Saat menyadari bahwa hidup adalah sebuah ketidakpastian dan keabsurdan yang total, maka manusia tak harus bersikap denial dan tak perlu berlari kemana-mana untuk menemukan makna serta kebahagiaan yang abadi. Manusia cukup menikmati, mengiakan sekaligus menolak apapun tentang hidup. Berkata iya bahwa hidup memang absurd dan melulu tak pasti; berkata tidak atau menolak pada ketenggelaman dan mengakhiri hidup.

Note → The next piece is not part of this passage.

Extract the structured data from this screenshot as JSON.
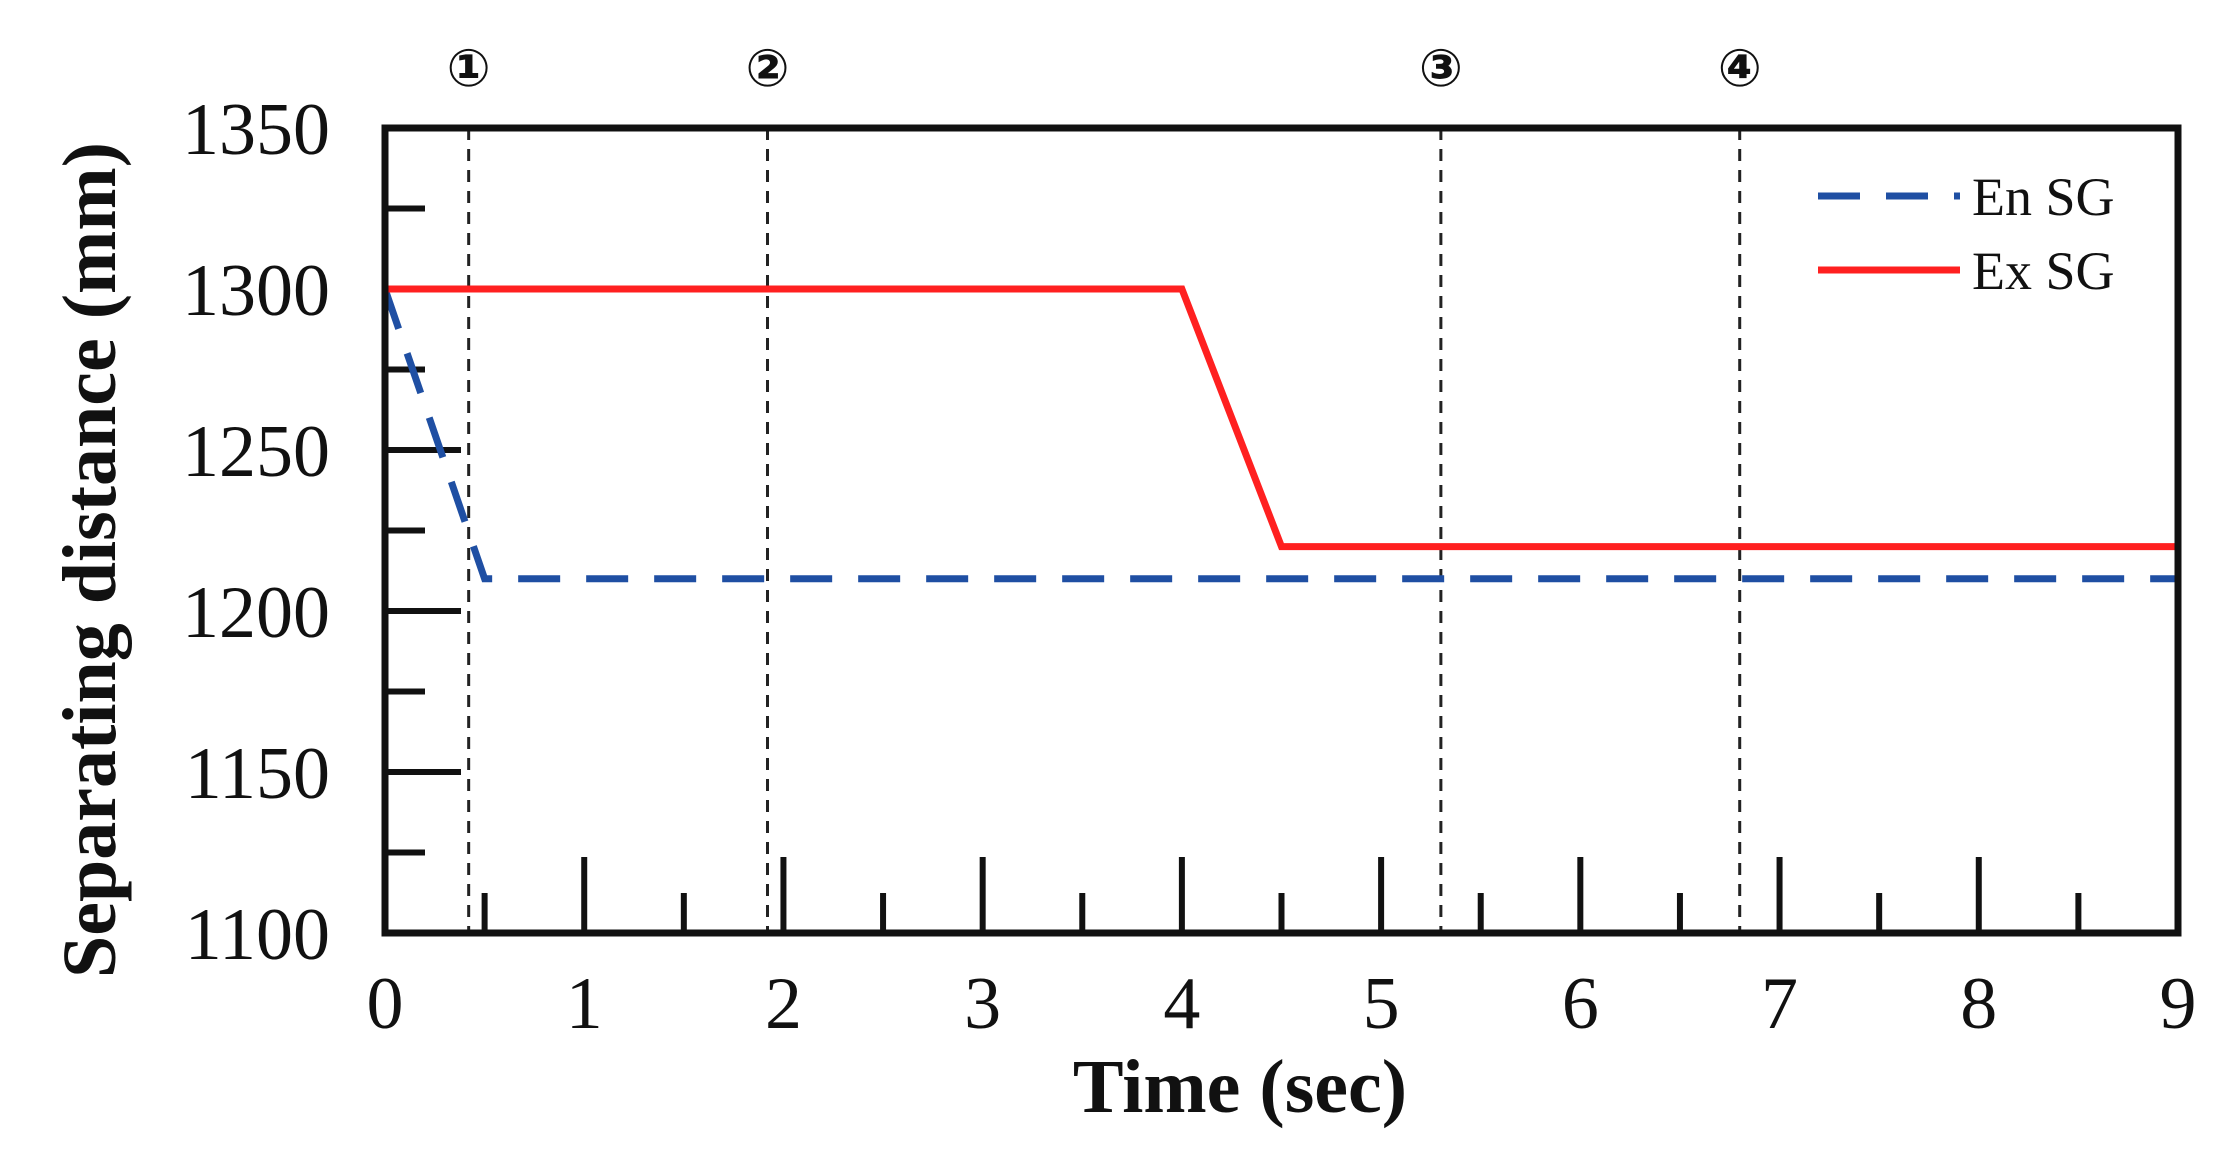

Biar kehidupan itu sendiri yang mematikan manusia, karena hidup selalu, meminjam dari Heidegger, berada menuju kematian.

Menikmati hari ini, menikmati absurditas ini, merupakan bentuk menghidupi kehidupan dengan rasa syukur yang mendalam. Kita harus menikmati segala sudut dengan semua yang terjadi dan siap berdiri tegak menantang segala kemungkinan dan ketidakpastian yang akan terjadi. Selain itu, kita harus bersikap biasa-biasa saja dalam menghadapi apapun yang terjadi. Seperti Mersault-nya Albert Camus, seperti itulah hidup yang memberontak, tenang, tentram, dan bermakna dalam ketidakbermaknaannya.

Sesekali juga perlu mendengarkan gaung Nietszche: “fatum brutum amorfati” (cintailah takdir meski itu kejam). Hidup berjalan sewajarnya, melakukan apa yang mesti dilakukan, berbahagia secukupnya, bersedih secukupnya, dan selalu biasa saja dengan kebiasaan maupun menghadapi keluarbiasaan. Dengan begitu, kita akan mudah tersenyum melankolis dan tak lupa Albert Camus juga akan menemani kita dengan senyumannya.